Ownership

What's worth owning is relative

The last thing I wrote argued that some assets are worth owning and most aren't. An audience. Trust. Distribution. The things that don't fall in price when building does.

That's true, but it's only half the picture, and the missing half is the more interesting one.

Worth isn't a property of the thing. It's a relationship between the thing and the person standing next to it.

The same asset is gold to one person and dead weight to another. A dormant newsletter with four thousand subscribers is a chore to the founder who's lost interest and a launchpad to the operator who has a product those four thousand people would buy. Nothing about the asset changed. The person next to it did.

This is the part of dealmaking nobody quite says out loud. You're not hunting for things that are valuable. You're hunting for things that are valuable to you and cheap to whoever's holding them. The gap between those two numbers is the entire game.

Which means the edge isn't capital, and it isn't even taste. It's recognition and speed. Seeing what something is worth in your hands before the seller does, and moving before the next person sees it too.

Let me make that concrete, because in the abstract it sounds like a platitude.

A micro-SaaS doing four hundred a month is going nowhere for its founder, who built it, got bored, and stopped marketing. To someone who already runs a product in the same niche, it isn't a four-hundred-a-month business. It's a customer list, a working integration, and a competitor removed – bolted onto distribution that already exists. Same numbers on the listing. Completely different worth.

A failed marketplace that never reached liquidity is worthless as a marketplace. But the seller spent two years building supply relationships, and to someone launching into that exact space, the supply side is the hard part they were dreading. They're not buying the marketplace. They're buying the year of relationship-building they'd otherwise have to do themselves.
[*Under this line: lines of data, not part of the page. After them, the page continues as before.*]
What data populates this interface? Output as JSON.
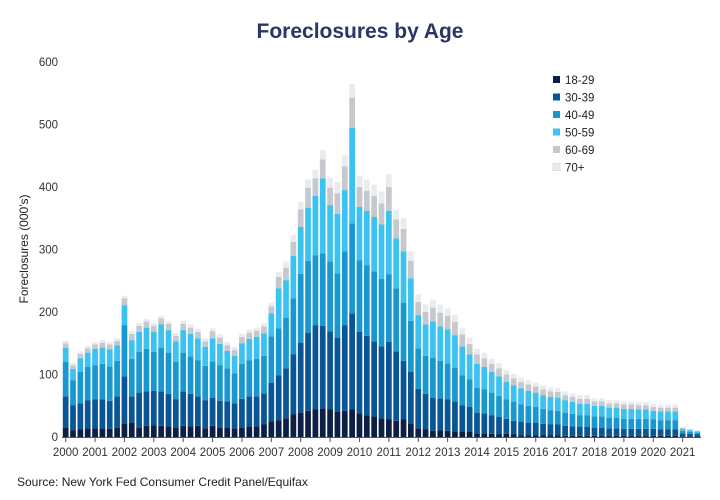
{
  "chart_data": {
    "type": "bar",
    "stacked": true,
    "title": "Foreclosures by Age",
    "ylabel": "Foreclosures (000's)",
    "xlabel": "",
    "ylim": [
      0,
      600
    ],
    "yticks": [
      0,
      100,
      200,
      300,
      400,
      500,
      600
    ],
    "xticks": [
      "2000",
      "2001",
      "2002",
      "2003",
      "2004",
      "2005",
      "2006",
      "2007",
      "2008",
      "2009",
      "2010",
      "2011",
      "2012",
      "2013",
      "2014",
      "2015",
      "2016",
      "2017",
      "2018",
      "2019",
      "2020",
      "2021"
    ],
    "grid": false,
    "legend_position": "top-right",
    "source": "Source: New York Fed Consumer Credit Panel/Equifax",
    "categories": [
      "2000Q1",
      "2000Q2",
      "2000Q3",
      "2000Q4",
      "2001Q1",
      "2001Q2",
      "2001Q3",
      "2001Q4",
      "2002Q1",
      "2002Q2",
      "2002Q3",
      "2002Q4",
      "2003Q1",
      "2003Q2",
      "2003Q3",
      "2003Q4",
      "2004Q1",
      "2004Q2",
      "2004Q3",
      "2004Q4",
      "2005Q1",
      "2005Q2",
      "2005Q3",
      "2005Q4",
      "2006Q1",
      "2006Q2",
      "2006Q3",
      "2006Q4",
      "2007Q1",
      "2007Q2",
      "2007Q3",
      "2007Q4",
      "2008Q1",
      "2008Q2",
      "2008Q3",
      "2008Q4",
      "2009Q1",
      "2009Q2",
      "2009Q3",
      "2009Q4",
      "2010Q1",
      "2010Q2",
      "2010Q3",
      "2010Q4",
      "2011Q1",
      "2011Q2",
      "2011Q3",
      "2011Q4",
      "2012Q1",
      "2012Q2",
      "2012Q3",
      "2012Q4",
      "2013Q1",
      "2013Q2",
      "2013Q3",
      "2013Q4",
      "2014Q1",
      "2014Q2",
      "2014Q3",
      "2014Q4",
      "2015Q1",
      "2015Q2",
      "2015Q3",
      "2015Q4",
      "2016Q1",
      "2016Q2",
      "2016Q3",
      "2016Q4",
      "2017Q1",
      "2017Q2",
      "2017Q3",
      "2017Q4",
      "2018Q1",
      "2018Q2",
      "2018Q3",
      "2018Q4",
      "2019Q1",
      "2019Q2",
      "2019Q3",
      "2019Q4",
      "2020Q1",
      "2020Q2",
      "2020Q3",
      "2020Q4",
      "2021Q1",
      "2021Q2",
      "2021Q3"
    ],
    "series": [
      {
        "name": "18-29",
        "color": "#0d1f45",
        "values": [
          15,
          11,
          12,
          14,
          14,
          14,
          13,
          15,
          22,
          23,
          15,
          18,
          19,
          18,
          17,
          15,
          18,
          17,
          18,
          14,
          18,
          15,
          15,
          14,
          15,
          17,
          17,
          20,
          25,
          27,
          30,
          36,
          39,
          42,
          44,
          46,
          44,
          40,
          42,
          44,
          38,
          35,
          33,
          30,
          28,
          26,
          28,
          22,
          14,
          12,
          10,
          11,
          10,
          9,
          8,
          8,
          6,
          6,
          5,
          4,
          5,
          4,
          3,
          3,
          3,
          3,
          3,
          3,
          2,
          2,
          2,
          2,
          2,
          2,
          2,
          2,
          2,
          2,
          2,
          2,
          2,
          2,
          2,
          2,
          1,
          1,
          1
        ]
      },
      {
        "name": "30-39",
        "color": "#0a5694",
        "values": [
          50,
          40,
          42,
          45,
          46,
          46,
          45,
          50,
          75,
          42,
          56,
          55,
          55,
          55,
          52,
          45,
          55,
          52,
          47,
          45,
          45,
          43,
          42,
          40,
          46,
          48,
          48,
          50,
          62,
          72,
          80,
          96,
          112,
          125,
          135,
          132,
          125,
          119,
          137,
          154,
          130,
          127,
          120,
          115,
          124,
          111,
          94,
          82,
          63,
          57,
          53,
          51,
          50,
          48,
          43,
          40,
          33,
          32,
          30,
          28,
          24,
          22,
          21,
          20,
          20,
          18,
          17,
          17,
          16,
          15,
          14,
          14,
          13,
          13,
          12,
          12,
          11,
          11,
          11,
          11,
          11,
          10,
          10,
          10,
          5,
          4,
          3
        ]
      },
      {
        "name": "40-49",
        "color": "#1898cf",
        "values": [
          55,
          40,
          50,
          53,
          55,
          57,
          55,
          57,
          82,
          60,
          65,
          68,
          62,
          70,
          66,
          60,
          62,
          60,
          58,
          55,
          58,
          57,
          53,
          48,
          56,
          58,
          60,
          60,
          74,
          75,
          81,
          90,
          110,
          115,
          112,
          116,
          112,
          103,
          118,
          144,
          115,
          113,
          112,
          108,
          108,
          101,
          93,
          82,
          65,
          61,
          64,
          60,
          58,
          54,
          48,
          44,
          40,
          38,
          36,
          34,
          31,
          30,
          28,
          27,
          25,
          24,
          23,
          22,
          21,
          20,
          19,
          19,
          18,
          18,
          17,
          17,
          16,
          16,
          16,
          16,
          15,
          15,
          15,
          15,
          4,
          3,
          3
        ]
      },
      {
        "name": "50-59",
        "color": "#3cc2f0",
        "values": [
          23,
          18,
          22,
          23,
          26,
          26,
          27,
          25,
          32,
          30,
          32,
          34,
          32,
          37,
          36,
          33,
          36,
          36,
          35,
          30,
          37,
          34,
          28,
          28,
          33,
          34,
          35,
          36,
          37,
          64,
          60,
          68,
          75,
          85,
          95,
          120,
          90,
          95,
          98,
          153,
          85,
          87,
          87,
          87,
          102,
          80,
          82,
          68,
          53,
          50,
          58,
          55,
          54,
          52,
          46,
          40,
          38,
          36,
          33,
          31,
          28,
          27,
          26,
          24,
          23,
          22,
          21,
          21,
          20,
          19,
          18,
          18,
          17,
          17,
          16,
          16,
          16,
          16,
          15,
          15,
          14,
          14,
          14,
          14,
          3,
          3,
          2
        ]
      },
      {
        "name": "60-69",
        "color": "#c5c9ce",
        "values": [
          7,
          6,
          7,
          7,
          7,
          8,
          8,
          7,
          11,
          10,
          10,
          10,
          10,
          10,
          10,
          9,
          10,
          10,
          10,
          9,
          11,
          10,
          9,
          9,
          10,
          10,
          10,
          11,
          11,
          18,
          20,
          22,
          28,
          32,
          28,
          30,
          28,
          33,
          38,
          48,
          32,
          32,
          34,
          34,
          38,
          30,
          36,
          28,
          21,
          20,
          22,
          22,
          22,
          21,
          19,
          17,
          15,
          14,
          13,
          13,
          12,
          11,
          10,
          10,
          10,
          9,
          9,
          9,
          8,
          8,
          8,
          8,
          7,
          7,
          7,
          7,
          7,
          7,
          7,
          7,
          6,
          6,
          6,
          6,
          2,
          1,
          1
        ]
      },
      {
        "name": "70+",
        "color": "#e9ebee",
        "values": [
          4,
          4,
          4,
          4,
          4,
          4,
          4,
          4,
          4,
          4,
          4,
          4,
          4,
          4,
          4,
          4,
          5,
          5,
          5,
          5,
          5,
          5,
          5,
          5,
          5,
          5,
          5,
          5,
          6,
          8,
          10,
          11,
          12,
          13,
          14,
          15,
          16,
          18,
          18,
          22,
          18,
          18,
          18,
          19,
          20,
          16,
          17,
          15,
          12,
          12,
          13,
          13,
          12,
          11,
          10,
          10,
          9,
          9,
          8,
          8,
          7,
          7,
          7,
          7,
          6,
          6,
          6,
          6,
          6,
          6,
          6,
          6,
          5,
          5,
          5,
          5,
          5,
          5,
          5,
          5,
          5,
          5,
          5,
          5,
          1,
          1,
          1
        ]
      }
    ]
  }
}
A content site gutted by an algorithm change is a falling knife to most buyers. To someone who knows the niche is about to matter again, or who has an email strategy that doesn't depend on search at all, the traffic collapse is the discount, not the problem. The crowd sees a dying asset. They see mispriced inventory.

An expired domain is the cleanest version of this. Inert to almost everyone. Perfect to the one person building the thing it exactly names.

It scales up further than people think. A small team that's poured two years into a startup that never quite took off will often conclude there's nothing to sell. They never registered a company, or they did and it's dormant, and "exit" sounds like a word for other people with lawyers and term sheets. So they walk away and let it rot. But the thing they built – the code, the users, the integrations, the two years of hard-won understanding of a problem – is exactly what someone in an adjacent space would pay real money to skip ahead and own. The team couldn't see an asset because they were looking for a company. There wasn't a company. There was an asset the whole time, and it was worth most to someone who wasn't them.

In every case the asset sat there meaning one thing to its owner and something entirely different to the right buyer. The skill was never spotting value in the abstract. It was spotting the mismatch – and being quick enough to act on it before the mismatch closed.

That's why "what's worth owning" can't be a fixed list. The list shifts depending on what you already hold. If you've got distribution, you should be looking at every undistributed product as half-finished in your favour. If you understand a niche better than the market does, every asset the market has written off in that niche is a question worth asking. Your existing position is the lens that makes some things look like treasure and others like junk – and the same object can be both, to two different people, on the same Tuesday.

So the real work isn't building a portfolio of obviously good things. Obviously good things are expensive, because everyone can see them. The work is knowing your own position well enough to recognise what's underpriced from where you stand.

The opportunity is rarely the thing everyone agrees is valuable.

It's the thing only you can see is valuable to you.